ハーバード大学のビジネススクールには、いわゆる講義形式の授業はなく、ケーススタディしかやらないということは、以前から聞いたことがあった。つまり、実在の企業を取り上げて、実際に起こったケースについてディスカッションをするのである。僕の留学先でも、当然のことながらそうした授業が存在した。
授業では、企業の歴史や業務内容、財務状況などをまとめた小冊子が用意されているが、そこに何か「問題」が書いてあるわけではない。
その企業にどんな課題があるのかも含めて、生徒たちが自ら考えて、解決策を探っていくわけである。
なぜハーバードビジネススクールには「講義がない」のか?
そういう授業スタイルに価値がありそうだということは頭では理解できていたものの、初めてケーススタディの授業を受けたときには、すっかり頭を抱えてしまった。ひと言で言えば「情報が少なすぎる」と感じたのである。
そこでは「生花の宅配」というビジネスがケースとして取り上げられていた。しかし、そもそも、このビジネスにどれくらいの市場規模があるのかすら記載されていないのである。
「(たったこれだけの情報で何を考えろと言うんだ!)」
それが正直な思いだった。そこで若き日の僕が何をやったかといえば、「とりあえず情報収集」だった。つまり、生花マーケットがどれくらいの規模なのかといったことを、図書館に行って調べたのである。

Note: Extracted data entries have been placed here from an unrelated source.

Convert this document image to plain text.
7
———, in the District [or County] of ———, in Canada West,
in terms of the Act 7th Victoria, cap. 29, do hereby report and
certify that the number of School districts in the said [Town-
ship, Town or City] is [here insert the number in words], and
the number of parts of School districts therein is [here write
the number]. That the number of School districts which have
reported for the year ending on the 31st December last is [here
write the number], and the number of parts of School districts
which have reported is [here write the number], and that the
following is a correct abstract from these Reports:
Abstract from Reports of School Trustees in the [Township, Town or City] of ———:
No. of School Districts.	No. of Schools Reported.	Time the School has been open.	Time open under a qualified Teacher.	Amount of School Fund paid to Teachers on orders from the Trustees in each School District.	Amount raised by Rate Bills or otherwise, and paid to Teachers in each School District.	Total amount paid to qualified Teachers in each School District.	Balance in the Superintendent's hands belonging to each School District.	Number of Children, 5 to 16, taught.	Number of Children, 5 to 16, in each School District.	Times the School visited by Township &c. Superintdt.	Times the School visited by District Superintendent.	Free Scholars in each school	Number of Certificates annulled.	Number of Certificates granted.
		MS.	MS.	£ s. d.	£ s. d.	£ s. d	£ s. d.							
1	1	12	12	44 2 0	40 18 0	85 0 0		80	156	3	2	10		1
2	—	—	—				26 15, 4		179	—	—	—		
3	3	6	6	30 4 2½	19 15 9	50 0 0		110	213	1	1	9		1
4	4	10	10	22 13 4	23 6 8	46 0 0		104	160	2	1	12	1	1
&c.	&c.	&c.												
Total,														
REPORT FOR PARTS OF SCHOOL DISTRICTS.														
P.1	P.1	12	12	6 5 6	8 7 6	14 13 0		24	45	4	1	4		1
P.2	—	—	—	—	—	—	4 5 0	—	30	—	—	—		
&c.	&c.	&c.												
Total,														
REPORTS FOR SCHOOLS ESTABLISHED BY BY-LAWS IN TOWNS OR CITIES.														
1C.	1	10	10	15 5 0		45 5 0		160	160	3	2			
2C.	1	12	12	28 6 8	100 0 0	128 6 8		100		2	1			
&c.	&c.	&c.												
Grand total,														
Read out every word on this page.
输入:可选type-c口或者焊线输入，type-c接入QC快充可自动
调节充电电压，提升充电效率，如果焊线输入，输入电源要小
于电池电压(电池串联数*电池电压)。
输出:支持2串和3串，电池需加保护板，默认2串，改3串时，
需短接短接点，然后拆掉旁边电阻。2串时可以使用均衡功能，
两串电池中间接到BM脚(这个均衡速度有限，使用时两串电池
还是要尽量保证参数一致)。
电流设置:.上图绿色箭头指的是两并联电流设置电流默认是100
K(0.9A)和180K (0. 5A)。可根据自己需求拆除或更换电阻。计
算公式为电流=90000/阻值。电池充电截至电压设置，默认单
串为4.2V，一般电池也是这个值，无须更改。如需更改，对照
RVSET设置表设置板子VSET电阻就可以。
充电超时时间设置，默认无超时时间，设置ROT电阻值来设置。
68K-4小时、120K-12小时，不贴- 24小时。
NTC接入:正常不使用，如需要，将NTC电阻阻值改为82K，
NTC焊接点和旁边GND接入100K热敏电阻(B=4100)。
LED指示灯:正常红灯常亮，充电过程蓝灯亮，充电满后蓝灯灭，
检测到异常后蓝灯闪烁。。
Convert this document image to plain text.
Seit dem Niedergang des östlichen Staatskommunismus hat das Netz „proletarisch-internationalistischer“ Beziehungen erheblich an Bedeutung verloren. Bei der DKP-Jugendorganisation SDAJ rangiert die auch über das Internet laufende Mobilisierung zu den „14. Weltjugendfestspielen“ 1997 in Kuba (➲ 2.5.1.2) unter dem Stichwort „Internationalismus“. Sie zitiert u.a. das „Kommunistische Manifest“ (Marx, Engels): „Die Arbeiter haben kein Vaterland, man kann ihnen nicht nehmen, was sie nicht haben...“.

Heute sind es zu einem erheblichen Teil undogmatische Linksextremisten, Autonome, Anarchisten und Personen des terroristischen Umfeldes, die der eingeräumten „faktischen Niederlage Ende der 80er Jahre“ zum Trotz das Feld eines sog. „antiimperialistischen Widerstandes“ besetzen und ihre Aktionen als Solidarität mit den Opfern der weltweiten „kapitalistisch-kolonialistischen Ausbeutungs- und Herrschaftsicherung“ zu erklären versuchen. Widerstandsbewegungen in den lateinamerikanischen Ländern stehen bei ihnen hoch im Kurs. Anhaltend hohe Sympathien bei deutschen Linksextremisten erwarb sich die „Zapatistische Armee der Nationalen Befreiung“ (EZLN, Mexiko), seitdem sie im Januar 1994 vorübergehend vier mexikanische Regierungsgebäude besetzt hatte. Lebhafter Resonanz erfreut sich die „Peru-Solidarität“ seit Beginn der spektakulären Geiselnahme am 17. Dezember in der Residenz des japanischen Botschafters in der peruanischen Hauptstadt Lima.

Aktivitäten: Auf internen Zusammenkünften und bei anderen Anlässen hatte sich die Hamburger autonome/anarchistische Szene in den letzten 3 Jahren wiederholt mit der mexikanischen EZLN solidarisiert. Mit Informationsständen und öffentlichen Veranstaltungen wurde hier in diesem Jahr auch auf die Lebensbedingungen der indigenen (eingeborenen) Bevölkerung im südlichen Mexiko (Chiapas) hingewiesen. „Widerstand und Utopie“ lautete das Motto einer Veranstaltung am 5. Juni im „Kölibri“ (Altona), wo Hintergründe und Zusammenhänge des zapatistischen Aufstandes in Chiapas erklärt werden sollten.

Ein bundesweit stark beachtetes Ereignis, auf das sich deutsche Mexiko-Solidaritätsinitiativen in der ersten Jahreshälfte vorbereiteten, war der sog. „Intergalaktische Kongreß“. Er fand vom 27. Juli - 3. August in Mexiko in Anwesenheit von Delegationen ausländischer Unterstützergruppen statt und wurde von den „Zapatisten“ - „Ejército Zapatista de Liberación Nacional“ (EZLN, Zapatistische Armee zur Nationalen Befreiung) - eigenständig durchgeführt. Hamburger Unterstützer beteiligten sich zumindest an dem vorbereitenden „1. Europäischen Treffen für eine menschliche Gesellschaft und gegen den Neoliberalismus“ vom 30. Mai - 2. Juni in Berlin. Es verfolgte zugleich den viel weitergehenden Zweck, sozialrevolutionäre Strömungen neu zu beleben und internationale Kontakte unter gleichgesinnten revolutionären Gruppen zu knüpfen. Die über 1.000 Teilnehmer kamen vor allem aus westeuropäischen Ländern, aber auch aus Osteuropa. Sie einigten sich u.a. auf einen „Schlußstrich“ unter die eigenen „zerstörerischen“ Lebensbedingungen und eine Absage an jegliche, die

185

とはいえ、それ以外にほとんど有益な情報は見つからなかった。当時はインターネットもなかったし、そもそもまだ黎明期だった生花の宅配ビジネスについてそれほど情報が蓄積されているはずもなかった。
そして授業本番。結果は悲惨だった。100分の授業の中で、僕はひと言もディスカッションに参加できなかったのである。
いま思い出しても、とても惨めな気持ちになる体験だった(とはいえ、ほかの日本人留学生も僕とまったく同じ状況だったのだが……)。